If you run MCP servers in production, the attack surface lives in the protocol architecture, not the prompts. The question is whether your stack separates instructions from data, or treats everything a tool returns as gospel.
And while you audit MCP responses, the next vector is already shipping. Open-source steganography toolkits now hide payloads in emoji skin tones, zero-width Unicode, and homoglyphs (where "a" is actually Cyrillic "а", same pixel, different byte). Factual-channel attacks at the character level. Your model won't question an emoji. 🤷
Actually, wait. Let me put it differently. In six months, we'll get a wave of startups selling "AI Linguistic Firewalls" to catch invented words in prompts. Great demos. Won't protect a thing.
Meanwhile, people who ship will audit what their tools return. Check that MCP responses don't carry planted facts. Make sure secrets aren't in plaintext on disk. The boring stuff. The stuff that works.
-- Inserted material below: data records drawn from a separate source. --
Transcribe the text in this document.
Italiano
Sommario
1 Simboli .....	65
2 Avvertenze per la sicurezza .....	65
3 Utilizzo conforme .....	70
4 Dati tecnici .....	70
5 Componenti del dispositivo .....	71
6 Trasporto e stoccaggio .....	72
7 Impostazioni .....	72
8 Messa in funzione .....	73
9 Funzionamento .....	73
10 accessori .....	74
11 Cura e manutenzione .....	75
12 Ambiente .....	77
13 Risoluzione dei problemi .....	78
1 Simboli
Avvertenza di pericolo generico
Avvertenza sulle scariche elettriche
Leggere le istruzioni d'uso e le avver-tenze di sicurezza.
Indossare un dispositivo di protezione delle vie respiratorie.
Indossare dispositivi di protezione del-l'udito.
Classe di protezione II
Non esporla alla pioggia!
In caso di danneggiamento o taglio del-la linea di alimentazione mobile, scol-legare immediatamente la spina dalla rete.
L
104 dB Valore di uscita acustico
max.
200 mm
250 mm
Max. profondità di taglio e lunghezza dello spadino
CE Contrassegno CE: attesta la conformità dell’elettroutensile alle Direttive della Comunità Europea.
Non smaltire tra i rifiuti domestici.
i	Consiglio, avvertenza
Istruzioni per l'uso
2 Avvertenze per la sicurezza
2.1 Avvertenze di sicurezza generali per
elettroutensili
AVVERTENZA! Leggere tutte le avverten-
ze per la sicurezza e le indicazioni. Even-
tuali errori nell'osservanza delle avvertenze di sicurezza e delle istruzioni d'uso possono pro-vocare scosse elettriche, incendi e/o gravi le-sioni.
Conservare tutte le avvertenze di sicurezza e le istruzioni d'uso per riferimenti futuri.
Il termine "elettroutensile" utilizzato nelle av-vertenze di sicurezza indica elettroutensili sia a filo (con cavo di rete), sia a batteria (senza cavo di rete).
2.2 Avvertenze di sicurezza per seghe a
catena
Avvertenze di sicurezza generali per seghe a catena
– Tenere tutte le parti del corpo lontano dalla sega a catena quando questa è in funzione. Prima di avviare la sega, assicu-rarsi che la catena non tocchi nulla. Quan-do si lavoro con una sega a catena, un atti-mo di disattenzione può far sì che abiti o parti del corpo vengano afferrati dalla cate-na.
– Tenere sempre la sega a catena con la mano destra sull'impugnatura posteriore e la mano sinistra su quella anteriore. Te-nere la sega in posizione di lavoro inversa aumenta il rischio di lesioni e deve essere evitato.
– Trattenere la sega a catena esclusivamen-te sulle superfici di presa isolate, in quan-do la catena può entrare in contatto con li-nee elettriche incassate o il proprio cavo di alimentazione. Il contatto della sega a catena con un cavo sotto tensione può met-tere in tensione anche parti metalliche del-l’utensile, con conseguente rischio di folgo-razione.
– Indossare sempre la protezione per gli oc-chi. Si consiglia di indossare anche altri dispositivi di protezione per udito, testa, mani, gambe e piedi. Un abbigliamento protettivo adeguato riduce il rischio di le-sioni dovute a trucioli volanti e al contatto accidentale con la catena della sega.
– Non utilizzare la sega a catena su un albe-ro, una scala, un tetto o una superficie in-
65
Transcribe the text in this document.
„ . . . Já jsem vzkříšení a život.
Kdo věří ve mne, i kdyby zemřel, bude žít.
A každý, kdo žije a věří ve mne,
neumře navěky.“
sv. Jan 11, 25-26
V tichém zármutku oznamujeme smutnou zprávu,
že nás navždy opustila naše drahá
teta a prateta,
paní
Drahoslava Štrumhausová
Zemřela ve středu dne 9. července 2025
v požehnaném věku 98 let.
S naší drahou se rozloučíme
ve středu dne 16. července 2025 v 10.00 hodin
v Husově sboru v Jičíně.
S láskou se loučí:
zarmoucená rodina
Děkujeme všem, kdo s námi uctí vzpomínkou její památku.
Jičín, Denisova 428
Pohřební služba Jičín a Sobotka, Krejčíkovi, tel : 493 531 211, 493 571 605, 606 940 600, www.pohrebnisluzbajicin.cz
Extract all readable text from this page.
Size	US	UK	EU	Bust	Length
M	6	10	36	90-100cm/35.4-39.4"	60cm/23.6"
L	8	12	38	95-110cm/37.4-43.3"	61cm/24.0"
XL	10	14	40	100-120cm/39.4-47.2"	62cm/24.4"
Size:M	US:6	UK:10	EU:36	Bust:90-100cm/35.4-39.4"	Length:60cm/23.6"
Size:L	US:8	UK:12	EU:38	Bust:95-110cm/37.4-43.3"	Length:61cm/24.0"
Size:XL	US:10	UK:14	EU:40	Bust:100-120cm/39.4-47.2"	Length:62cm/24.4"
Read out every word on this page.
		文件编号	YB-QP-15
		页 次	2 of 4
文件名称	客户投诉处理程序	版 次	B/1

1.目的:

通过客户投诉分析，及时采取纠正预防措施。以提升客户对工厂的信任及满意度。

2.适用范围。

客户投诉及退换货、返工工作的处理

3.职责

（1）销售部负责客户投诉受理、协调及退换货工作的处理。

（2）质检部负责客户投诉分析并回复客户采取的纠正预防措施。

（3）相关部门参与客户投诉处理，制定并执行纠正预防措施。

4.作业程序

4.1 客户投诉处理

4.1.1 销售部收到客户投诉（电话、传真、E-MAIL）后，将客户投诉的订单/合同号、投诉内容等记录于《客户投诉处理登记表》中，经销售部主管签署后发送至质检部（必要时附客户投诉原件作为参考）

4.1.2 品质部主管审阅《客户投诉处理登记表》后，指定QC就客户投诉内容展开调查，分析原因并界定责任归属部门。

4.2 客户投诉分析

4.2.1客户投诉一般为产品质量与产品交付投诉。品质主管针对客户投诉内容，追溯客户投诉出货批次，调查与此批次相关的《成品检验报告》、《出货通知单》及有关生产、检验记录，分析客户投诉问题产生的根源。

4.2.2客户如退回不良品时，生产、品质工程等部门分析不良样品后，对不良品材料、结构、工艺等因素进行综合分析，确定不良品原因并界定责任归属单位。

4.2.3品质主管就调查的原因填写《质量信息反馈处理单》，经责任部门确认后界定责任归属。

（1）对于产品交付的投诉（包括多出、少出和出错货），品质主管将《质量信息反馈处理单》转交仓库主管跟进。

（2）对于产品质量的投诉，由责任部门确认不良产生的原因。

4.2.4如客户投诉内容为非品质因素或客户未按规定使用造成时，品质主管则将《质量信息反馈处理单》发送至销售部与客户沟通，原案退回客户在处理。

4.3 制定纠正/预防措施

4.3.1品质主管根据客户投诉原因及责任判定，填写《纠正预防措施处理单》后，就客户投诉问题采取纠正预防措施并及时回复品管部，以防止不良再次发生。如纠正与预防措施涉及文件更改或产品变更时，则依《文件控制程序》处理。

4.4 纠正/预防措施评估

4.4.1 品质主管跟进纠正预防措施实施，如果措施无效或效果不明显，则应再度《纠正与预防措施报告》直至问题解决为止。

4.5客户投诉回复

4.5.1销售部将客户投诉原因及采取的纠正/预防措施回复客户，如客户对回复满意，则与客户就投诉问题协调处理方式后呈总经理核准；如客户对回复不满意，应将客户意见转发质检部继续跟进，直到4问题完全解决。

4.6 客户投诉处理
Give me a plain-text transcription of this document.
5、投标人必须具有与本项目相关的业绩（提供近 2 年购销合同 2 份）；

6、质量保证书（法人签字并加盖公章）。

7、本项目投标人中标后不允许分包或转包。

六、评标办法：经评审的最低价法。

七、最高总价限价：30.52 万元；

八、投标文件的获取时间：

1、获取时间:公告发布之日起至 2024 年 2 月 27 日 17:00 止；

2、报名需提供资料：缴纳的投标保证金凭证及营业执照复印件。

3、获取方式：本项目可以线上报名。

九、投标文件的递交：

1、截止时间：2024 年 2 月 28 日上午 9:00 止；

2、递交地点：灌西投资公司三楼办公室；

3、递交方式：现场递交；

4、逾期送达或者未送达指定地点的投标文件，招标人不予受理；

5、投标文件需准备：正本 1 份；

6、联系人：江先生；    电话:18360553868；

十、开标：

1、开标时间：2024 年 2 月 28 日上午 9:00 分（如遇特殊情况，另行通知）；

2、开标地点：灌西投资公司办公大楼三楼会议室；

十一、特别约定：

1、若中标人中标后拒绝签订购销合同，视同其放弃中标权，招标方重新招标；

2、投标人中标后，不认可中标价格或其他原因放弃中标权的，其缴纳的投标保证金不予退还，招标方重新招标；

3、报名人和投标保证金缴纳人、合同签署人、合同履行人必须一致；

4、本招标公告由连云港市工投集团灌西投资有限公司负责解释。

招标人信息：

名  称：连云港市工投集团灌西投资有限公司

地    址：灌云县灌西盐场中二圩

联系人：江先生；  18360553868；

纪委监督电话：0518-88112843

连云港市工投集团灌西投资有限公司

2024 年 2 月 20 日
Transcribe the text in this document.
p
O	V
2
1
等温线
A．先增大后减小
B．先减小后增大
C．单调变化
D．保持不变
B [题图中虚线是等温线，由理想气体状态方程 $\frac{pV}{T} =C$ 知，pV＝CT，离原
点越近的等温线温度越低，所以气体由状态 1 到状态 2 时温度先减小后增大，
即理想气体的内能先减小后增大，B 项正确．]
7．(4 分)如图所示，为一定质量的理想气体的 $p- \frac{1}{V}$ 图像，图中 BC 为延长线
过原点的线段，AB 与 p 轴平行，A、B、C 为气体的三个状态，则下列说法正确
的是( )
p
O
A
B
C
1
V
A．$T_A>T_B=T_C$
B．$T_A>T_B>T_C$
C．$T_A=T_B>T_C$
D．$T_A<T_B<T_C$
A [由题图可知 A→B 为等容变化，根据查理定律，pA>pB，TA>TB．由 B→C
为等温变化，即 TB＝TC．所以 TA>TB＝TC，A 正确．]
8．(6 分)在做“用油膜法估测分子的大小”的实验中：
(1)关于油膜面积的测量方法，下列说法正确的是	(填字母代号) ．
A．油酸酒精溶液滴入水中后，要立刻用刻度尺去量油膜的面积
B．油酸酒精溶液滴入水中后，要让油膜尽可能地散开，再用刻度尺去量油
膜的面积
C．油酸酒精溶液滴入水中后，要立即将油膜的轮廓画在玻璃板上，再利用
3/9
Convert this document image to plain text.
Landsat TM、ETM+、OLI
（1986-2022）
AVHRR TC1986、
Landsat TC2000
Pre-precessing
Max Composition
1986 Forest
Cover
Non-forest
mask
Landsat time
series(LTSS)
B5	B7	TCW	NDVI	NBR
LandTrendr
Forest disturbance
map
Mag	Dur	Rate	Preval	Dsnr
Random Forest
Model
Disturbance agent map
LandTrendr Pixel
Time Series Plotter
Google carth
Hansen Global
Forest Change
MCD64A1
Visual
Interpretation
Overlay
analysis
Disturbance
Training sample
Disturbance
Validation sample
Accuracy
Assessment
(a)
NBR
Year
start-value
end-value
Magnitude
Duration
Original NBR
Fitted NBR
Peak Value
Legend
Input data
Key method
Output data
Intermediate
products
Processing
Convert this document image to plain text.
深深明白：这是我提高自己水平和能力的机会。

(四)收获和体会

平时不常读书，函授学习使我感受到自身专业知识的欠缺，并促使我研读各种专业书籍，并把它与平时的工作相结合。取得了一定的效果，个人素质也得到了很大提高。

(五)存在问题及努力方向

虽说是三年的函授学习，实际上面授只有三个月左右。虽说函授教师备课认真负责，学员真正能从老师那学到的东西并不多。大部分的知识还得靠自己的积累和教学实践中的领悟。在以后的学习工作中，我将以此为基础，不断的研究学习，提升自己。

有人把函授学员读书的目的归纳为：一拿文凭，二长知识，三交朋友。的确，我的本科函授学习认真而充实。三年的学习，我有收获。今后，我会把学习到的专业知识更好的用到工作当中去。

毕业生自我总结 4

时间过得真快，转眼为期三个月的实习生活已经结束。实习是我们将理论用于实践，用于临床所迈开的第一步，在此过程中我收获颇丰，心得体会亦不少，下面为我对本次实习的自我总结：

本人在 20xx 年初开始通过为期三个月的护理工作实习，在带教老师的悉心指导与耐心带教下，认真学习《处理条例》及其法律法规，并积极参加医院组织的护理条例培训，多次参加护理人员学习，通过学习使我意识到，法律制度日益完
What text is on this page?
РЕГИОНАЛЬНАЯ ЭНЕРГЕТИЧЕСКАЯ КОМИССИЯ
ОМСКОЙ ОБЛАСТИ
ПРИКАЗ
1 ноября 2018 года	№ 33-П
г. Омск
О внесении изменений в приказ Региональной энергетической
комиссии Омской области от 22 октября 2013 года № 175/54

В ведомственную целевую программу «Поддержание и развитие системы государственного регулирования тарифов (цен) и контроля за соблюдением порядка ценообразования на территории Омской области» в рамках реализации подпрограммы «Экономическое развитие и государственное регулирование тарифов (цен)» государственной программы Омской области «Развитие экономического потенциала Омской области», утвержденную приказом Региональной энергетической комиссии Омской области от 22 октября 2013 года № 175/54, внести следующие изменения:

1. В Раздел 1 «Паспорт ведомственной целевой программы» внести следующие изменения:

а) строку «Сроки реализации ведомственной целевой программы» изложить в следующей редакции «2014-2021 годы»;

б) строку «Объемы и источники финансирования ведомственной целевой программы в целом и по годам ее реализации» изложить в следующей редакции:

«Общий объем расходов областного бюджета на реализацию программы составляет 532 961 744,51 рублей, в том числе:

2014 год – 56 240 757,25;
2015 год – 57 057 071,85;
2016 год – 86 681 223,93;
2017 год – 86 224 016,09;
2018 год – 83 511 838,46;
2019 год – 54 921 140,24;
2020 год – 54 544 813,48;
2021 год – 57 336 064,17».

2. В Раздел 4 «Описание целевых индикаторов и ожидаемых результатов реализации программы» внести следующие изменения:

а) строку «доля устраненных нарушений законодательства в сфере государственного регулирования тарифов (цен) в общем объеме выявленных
The next attack on your stack won't be an order disguised as gibberish. It'll be a fact, stated calmly, by a tool you already trust.
Sources
MacPrompt (January 2026): macaronic prompting bypass rates on text-to-image models.
Deng et al., "Multilingual Jailbreak Challenges in Large Language Models" (ICLR 2024): cross-lingual safety evaluation.
MCPTox benchmark: tool poisoning success rates across 20 agents and 45 MCP servers.
STE.GG: open-source steganography toolkit (112 techniques, browser-based).
(*) The cover is AI-generated. It handled the brief better than Claude handled my nonce words.